Drawing things out graphically is always good to clarify thoughts, so I’ve done that with the problem at hand.

Here I show the array of animation steps in a shorthand form. The red areas show steps where multiple assignments are given for a particular property but only one is changing (going forward, things might look a little different going backward) and only that one should be used. The green areas show steps where multiple assignments are given for a property, none of them are changing, but only one is supposed to be used. The yellow areas show where multiple assignments might be given for a particular property but it doesn’t matter which one is used. The gray areas show property assignments that a) don’t change and b) should not be used.

This makes it clear why the bcChainFlag variable’s ability to inhibit the assignments in the upper right gray area works. It would also prevent the seconds assignments in steps 7 and 8. Inhibiting the assignments in the lower left gray areas isn’t necessary because if both are written out and executed then only the second one will affect what the user sees. We do waste operations there, however.

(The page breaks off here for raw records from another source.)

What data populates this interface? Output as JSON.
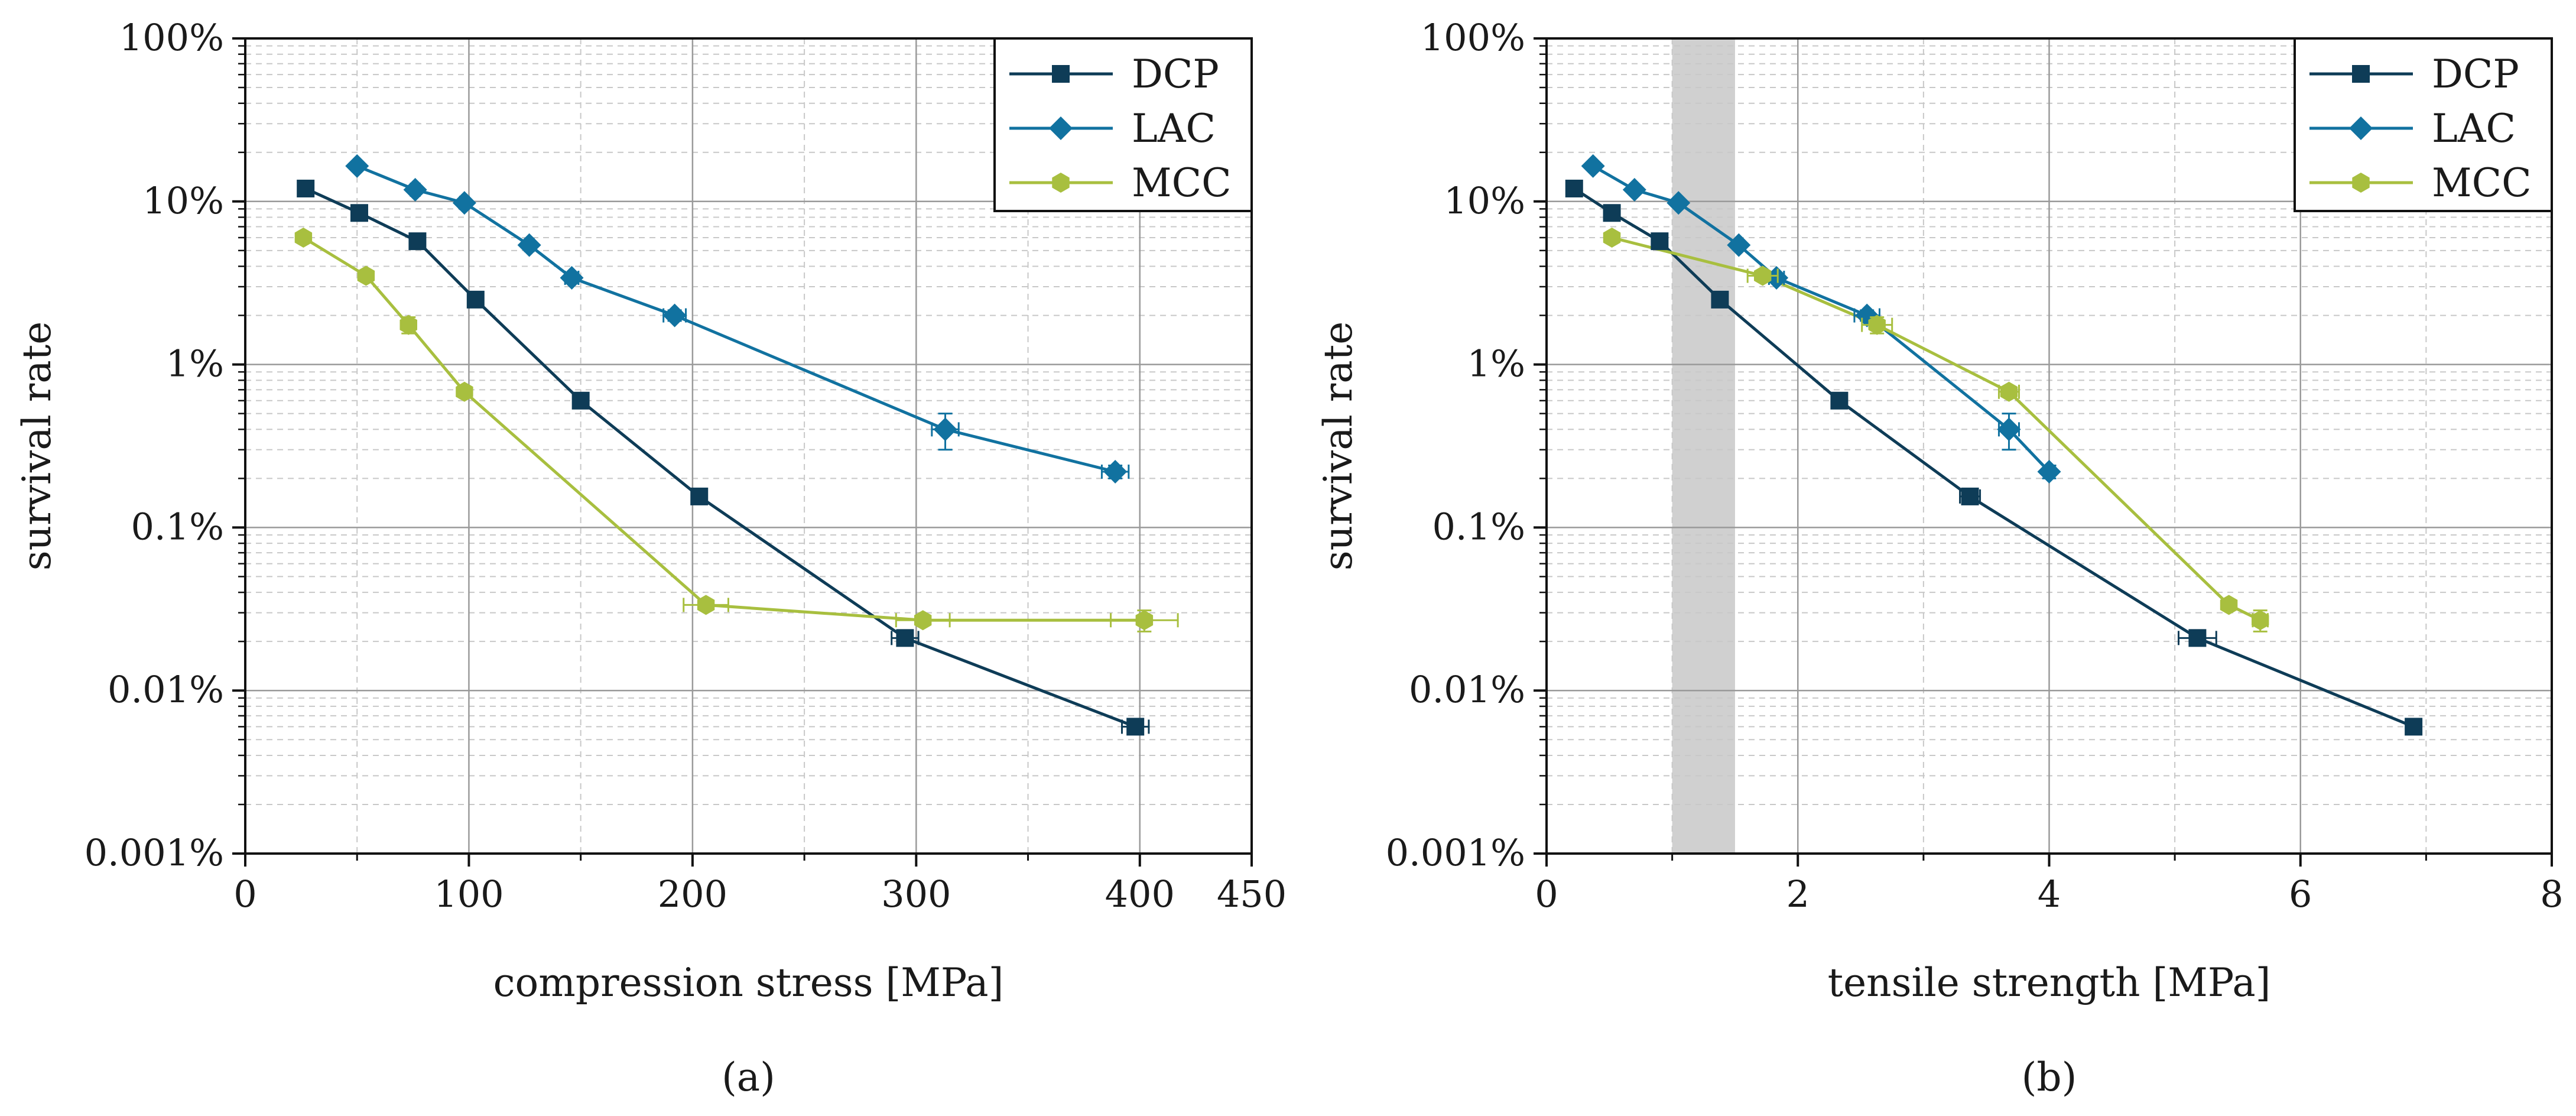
{
  "chart_data": [
    {
      "type": "line",
      "caption": "(a)",
      "xlabel": "compression stress [MPa]",
      "ylabel": "survival rate",
      "xlim": [
        0,
        450
      ],
      "ylim": [
        0.001,
        100
      ],
      "yscale": "log",
      "xticks": [
        0,
        100,
        200,
        300,
        400,
        450
      ],
      "xtick_labels": [
        "0",
        "100",
        "200",
        "300",
        "400",
        "450"
      ],
      "yticks": [
        0.001,
        0.01,
        0.1,
        1,
        10,
        100
      ],
      "ytick_labels": [
        "0.001%",
        "0.01%",
        "0.1%",
        "1%",
        "10%",
        "100%"
      ],
      "grid": true,
      "legend_position": "top-right",
      "series": [
        {
          "name": "DCP",
          "color": "#0e3c57",
          "marker": "square",
          "x": [
            27,
            51,
            77,
            103,
            150,
            203,
            295,
            398
          ],
          "y": [
            12,
            8.5,
            5.7,
            2.5,
            0.6,
            0.155,
            0.021,
            0.006
          ],
          "xerr": [
            2,
            2,
            2,
            2,
            2,
            3,
            6,
            6
          ],
          "yerr": [
            0,
            0,
            0,
            0,
            0,
            0.015,
            0,
            0
          ]
        },
        {
          "name": "LAC",
          "color": "#1172a0",
          "marker": "diamond",
          "x": [
            50,
            76,
            98,
            127,
            146,
            192,
            313,
            389
          ],
          "y": [
            16.5,
            11.8,
            9.8,
            5.4,
            3.4,
            2.0,
            0.4,
            0.22
          ],
          "xerr": [
            0,
            2,
            2,
            2,
            3,
            5,
            6,
            6
          ],
          "yerr": [
            0,
            0,
            0,
            0,
            0,
            0.15,
            0.1,
            0.02
          ]
        },
        {
          "name": "MCC",
          "color": "#a8bf3f",
          "marker": "hexagon",
          "x": [
            26,
            54,
            73,
            98,
            206,
            303,
            402
          ],
          "y": [
            6.0,
            3.5,
            1.75,
            0.68,
            0.0335,
            0.027,
            0.027
          ],
          "xerr": [
            2,
            2,
            2,
            2,
            10,
            12,
            15
          ],
          "yerr": [
            0,
            0,
            0.2,
            0,
            0,
            0,
            0.004
          ]
        }
      ]
    },
    {
      "type": "line",
      "caption": "(b)",
      "xlabel": "tensile strength [MPa]",
      "ylabel": "survival rate",
      "xlim": [
        0,
        8
      ],
      "ylim": [
        0.001,
        100
      ],
      "yscale": "log",
      "xticks": [
        0,
        2,
        4,
        6,
        8
      ],
      "xtick_labels": [
        "0",
        "2",
        "4",
        "6",
        "8"
      ],
      "yticks": [
        0.001,
        0.01,
        0.1,
        1,
        10,
        100
      ],
      "ytick_labels": [
        "0.001%",
        "0.01%",
        "0.1%",
        "1%",
        "10%",
        "100%"
      ],
      "grid": true,
      "legend_position": "top-right",
      "shaded_band": {
        "x": [
          1.0,
          1.5
        ],
        "color": "#d0d0d0"
      },
      "series": [
        {
          "name": "DCP",
          "color": "#0e3c57",
          "marker": "square",
          "x": [
            0.22,
            0.52,
            0.9,
            1.38,
            2.33,
            3.37,
            5.18,
            6.9
          ],
          "y": [
            12,
            8.5,
            5.7,
            2.5,
            0.6,
            0.155,
            0.021,
            0.006
          ],
          "xerr": [
            0,
            0,
            0,
            0,
            0.05,
            0.08,
            0.15,
            0
          ],
          "yerr": [
            0,
            0,
            0,
            0,
            0,
            0.015,
            0,
            0
          ]
        },
        {
          "name": "LAC",
          "color": "#1172a0",
          "marker": "diamond",
          "x": [
            0.37,
            0.7,
            1.05,
            1.53,
            1.83,
            2.55,
            3.68,
            4.0
          ],
          "y": [
            16.5,
            11.8,
            9.8,
            5.4,
            3.4,
            2.0,
            0.4,
            0.22
          ],
          "xerr": [
            0,
            0,
            0,
            0,
            0.06,
            0.1,
            0.08,
            0
          ],
          "yerr": [
            0,
            0,
            0,
            0,
            0,
            0.15,
            0.1,
            0.02
          ]
        },
        {
          "name": "MCC",
          "color": "#a8bf3f",
          "marker": "hexagon",
          "x": [
            0.52,
            1.72,
            2.63,
            3.68,
            5.43,
            5.68
          ],
          "y": [
            6.0,
            3.5,
            1.75,
            0.68,
            0.0335,
            0.027
          ],
          "xerr": [
            0,
            0.12,
            0.12,
            0.08,
            0,
            0.06
          ],
          "yerr": [
            0,
            0,
            0.2,
            0,
            0,
            0.004
          ]
        }
      ]
    }
  ]
}
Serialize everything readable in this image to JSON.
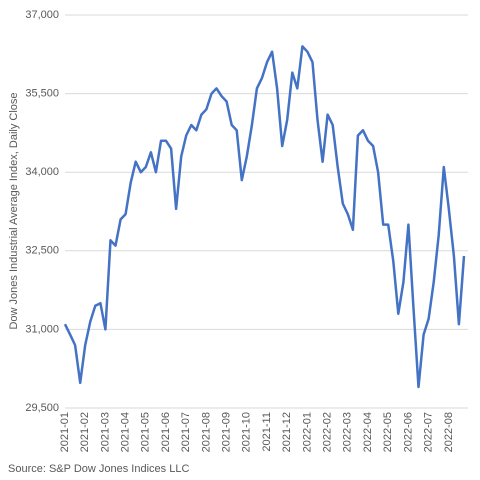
{
  "chart_data": {
    "type": "line",
    "y_label": "Dow Jones Industrial Average Index, Daily Close",
    "source": "Source: S&P Dow Jones Indices LLC",
    "categories": [
      "2021-01",
      null,
      null,
      null,
      "2021-02",
      null,
      null,
      null,
      "2021-03",
      null,
      null,
      null,
      "2021-04",
      null,
      null,
      null,
      "2021-05",
      null,
      null,
      null,
      "2021-06",
      null,
      null,
      null,
      "2021-07",
      null,
      null,
      null,
      "2021-08",
      null,
      null,
      null,
      "2021-09",
      null,
      null,
      null,
      "2021-10",
      null,
      null,
      null,
      "2021-11",
      null,
      null,
      null,
      "2021-12",
      null,
      null,
      null,
      "2022-01",
      null,
      null,
      null,
      "2022-02",
      null,
      null,
      null,
      "2022-03",
      null,
      null,
      null,
      "2022-04",
      null,
      null,
      null,
      "2022-05",
      null,
      null,
      null,
      "2022-06",
      null,
      null,
      null,
      "2022-07",
      null,
      null,
      null,
      "2022-08",
      null,
      null,
      null
    ],
    "series": [
      {
        "name": "Dow Jones Industrial Average",
        "color": "#4472c4",
        "values": [
          31100,
          30900,
          30700,
          29980,
          30700,
          31150,
          31450,
          31500,
          31000,
          32700,
          32600,
          33100,
          33200,
          33800,
          34200,
          34000,
          34100,
          34380,
          34000,
          34600,
          34600,
          34450,
          33300,
          34300,
          34700,
          34900,
          34800,
          35100,
          35200,
          35500,
          35600,
          35450,
          35350,
          34900,
          34800,
          33850,
          34300,
          34900,
          35600,
          35800,
          36100,
          36300,
          35600,
          34500,
          35000,
          35900,
          35600,
          36400,
          36300,
          36100,
          35000,
          34200,
          35100,
          34900,
          34100,
          33400,
          33200,
          32900,
          34700,
          34800,
          34600,
          34500,
          34000,
          33000,
          33000,
          32300,
          31300,
          31900,
          33000,
          31400,
          29900,
          30900,
          31200,
          31900,
          32800,
          34100,
          33300,
          32400,
          31100,
          32400
        ]
      }
    ],
    "ylim": [
      29500,
      37000
    ],
    "yticks": [
      {
        "value": 29500,
        "label": "29,500"
      },
      {
        "value": 31000,
        "label": "31,000"
      },
      {
        "value": 32500,
        "label": "32,500"
      },
      {
        "value": 34000,
        "label": "34,000"
      },
      {
        "value": 35500,
        "label": "35,500"
      },
      {
        "value": 37000,
        "label": "37,000"
      }
    ],
    "grid": true
  }
}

What we need, therefore, is a way to ensure that a property assignment gets written for every animation step, since we want to have enough information available in each step to recreate the entire visual state. We can do this in two ways.

One is to write multiple streams of commands that include blanks where another assignment should be used as follows. Running the eval statement with an empty string does nothing so we’re free to fill up the animation array with blanks. It wastes some time but it’s simple and consistent.

The other is to place updated values in the same stream of commands as follows. Either we have to rely on the programmer to specify beginning and ending ranges explicitly or we have to make the generation of subsequent streams of commands smart enough to know what to overwrite. We can do that by scanning through the animation commands to look for the stream that modifies the property in question, or we can maintain an external registry that does the search and returns the index of the array to write the partial stream to.

I think I prefer the latter option. Doing a bit of extra work up front in order to have a cleaner animation stream seems like the right thing to do.

In order to do this we’ll need a few ground rules.

  1. We either have to ensure that the programmer issues the commands in order of increasing time of the beginning of each transition or we have to store information about the transitions in a list and then sort them and process them in time order. Given what I see in the demonstrations it appears that the Greensock product does this or something similar.
  2. In order to keep things straight we need to limit the number of ways to affect individual properties of elements. We do not, for example, want to support six different ways of specifying the left location of an element. Since we control the ‘registry’ we can still do things in a clear and modular way.
  3. This method appears to eliminate the need for specifying begin and end states outside of the animation stream itself since the first and last elements will contain all of the necessary information. This is a good thing.

Come to think of it that may be it. I’ll see how it works out when I try implementing this on Monday.

Oh, one more thing. I’ll also have to think about situations where different properties may produce unexpected results. On the other hand this is clear enough and looks like it would work in both directions.